Opponents of the technology have done much to muddy the waters, claiming that automated kiosks or a smartphone app are issuing prescriptions and that patients have been harmed through using our technology.
Both could not be further from the truth. Every patient in Connecticut that uses Simple Contacts is reviewed by a Connecticut licensed ophthalmologist and to date, not a single one of the thousands of our customers have reported any issues.
HB 6012 is nothing short of protectionism dressed up as patient protection.
In addition to not allowing physicians to use technology platforms, the bill also dictates that patients must receive a comprehensive, in-person eye exam every year. This requirement is not grounded in any current medical guidelines, but is instead driven by the economic interests of a special interest group.

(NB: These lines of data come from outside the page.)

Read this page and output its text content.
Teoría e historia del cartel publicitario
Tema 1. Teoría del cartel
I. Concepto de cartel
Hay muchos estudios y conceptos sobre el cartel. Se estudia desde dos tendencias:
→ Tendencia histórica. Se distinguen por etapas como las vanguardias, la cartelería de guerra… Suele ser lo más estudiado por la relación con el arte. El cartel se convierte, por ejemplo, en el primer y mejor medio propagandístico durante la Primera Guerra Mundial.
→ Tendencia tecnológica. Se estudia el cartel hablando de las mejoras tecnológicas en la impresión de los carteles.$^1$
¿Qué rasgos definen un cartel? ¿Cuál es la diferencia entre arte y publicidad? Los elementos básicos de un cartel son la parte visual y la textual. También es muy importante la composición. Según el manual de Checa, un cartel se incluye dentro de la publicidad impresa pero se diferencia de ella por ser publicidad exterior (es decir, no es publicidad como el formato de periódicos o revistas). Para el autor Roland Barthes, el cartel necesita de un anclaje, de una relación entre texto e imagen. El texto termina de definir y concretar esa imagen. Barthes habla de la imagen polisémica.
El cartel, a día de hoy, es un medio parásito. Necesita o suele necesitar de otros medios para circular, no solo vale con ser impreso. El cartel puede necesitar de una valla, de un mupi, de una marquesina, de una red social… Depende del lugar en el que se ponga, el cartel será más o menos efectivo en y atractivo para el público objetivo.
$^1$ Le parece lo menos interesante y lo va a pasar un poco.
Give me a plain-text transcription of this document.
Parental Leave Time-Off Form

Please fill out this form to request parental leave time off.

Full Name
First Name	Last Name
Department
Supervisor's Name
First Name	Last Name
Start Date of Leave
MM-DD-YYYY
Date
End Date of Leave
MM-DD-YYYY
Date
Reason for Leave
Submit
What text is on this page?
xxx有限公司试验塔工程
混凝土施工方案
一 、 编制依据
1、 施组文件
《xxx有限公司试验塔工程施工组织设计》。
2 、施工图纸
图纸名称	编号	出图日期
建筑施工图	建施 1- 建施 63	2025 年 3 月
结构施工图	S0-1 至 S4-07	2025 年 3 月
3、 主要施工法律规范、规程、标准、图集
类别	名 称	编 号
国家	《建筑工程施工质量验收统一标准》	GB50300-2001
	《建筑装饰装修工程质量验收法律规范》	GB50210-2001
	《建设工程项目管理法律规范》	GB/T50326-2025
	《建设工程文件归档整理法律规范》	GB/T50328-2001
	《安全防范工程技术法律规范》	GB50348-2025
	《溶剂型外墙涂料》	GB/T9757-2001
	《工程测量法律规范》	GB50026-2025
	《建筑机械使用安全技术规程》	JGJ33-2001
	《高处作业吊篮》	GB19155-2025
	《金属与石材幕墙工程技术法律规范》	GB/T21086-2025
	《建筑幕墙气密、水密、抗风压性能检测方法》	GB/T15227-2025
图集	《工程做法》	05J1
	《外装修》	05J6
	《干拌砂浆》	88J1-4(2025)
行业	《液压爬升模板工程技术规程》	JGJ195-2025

The American Academy of Ophthalmology currently recommends comprehensive, in-person eye health exams for healthy adults that do not have risk factors for eye disease every 5-10 years for patients under 40; 2-4 years for patients 40-54; 1-3 years for patients 55-64 years and 1-2 years for patients 65 years and older. Requiring healthy patients to receive an in-person exam when a more affordable, medically sound alternative is available is unnecessary, and particularly burdensome for patients that cannot afford the higher cost of an in-person exam.
Ensuring patient safety is of the utmost importance, and that is why everyone can agree that creating common-sense regulations that would ensure that an initial prescription and fitting be done in office through an in-person exam and that only licensed physicians or optometrists are using technology to renew a contact lens prescription is valid and worthy of cementing in law. As an alternative to HB 6012, the Connecticut legislature should consider enacting such requirement while allowing innovation to continue and ensuring patients have choices and physicians are trusted to treat their patients how they deem best.
Dr. Saya Nagori is a board-certified ophthalmologist who is subspecialty trained in glaucoma and diseases of the anterior segment and the Chief Medical Officer of Simple Contacts.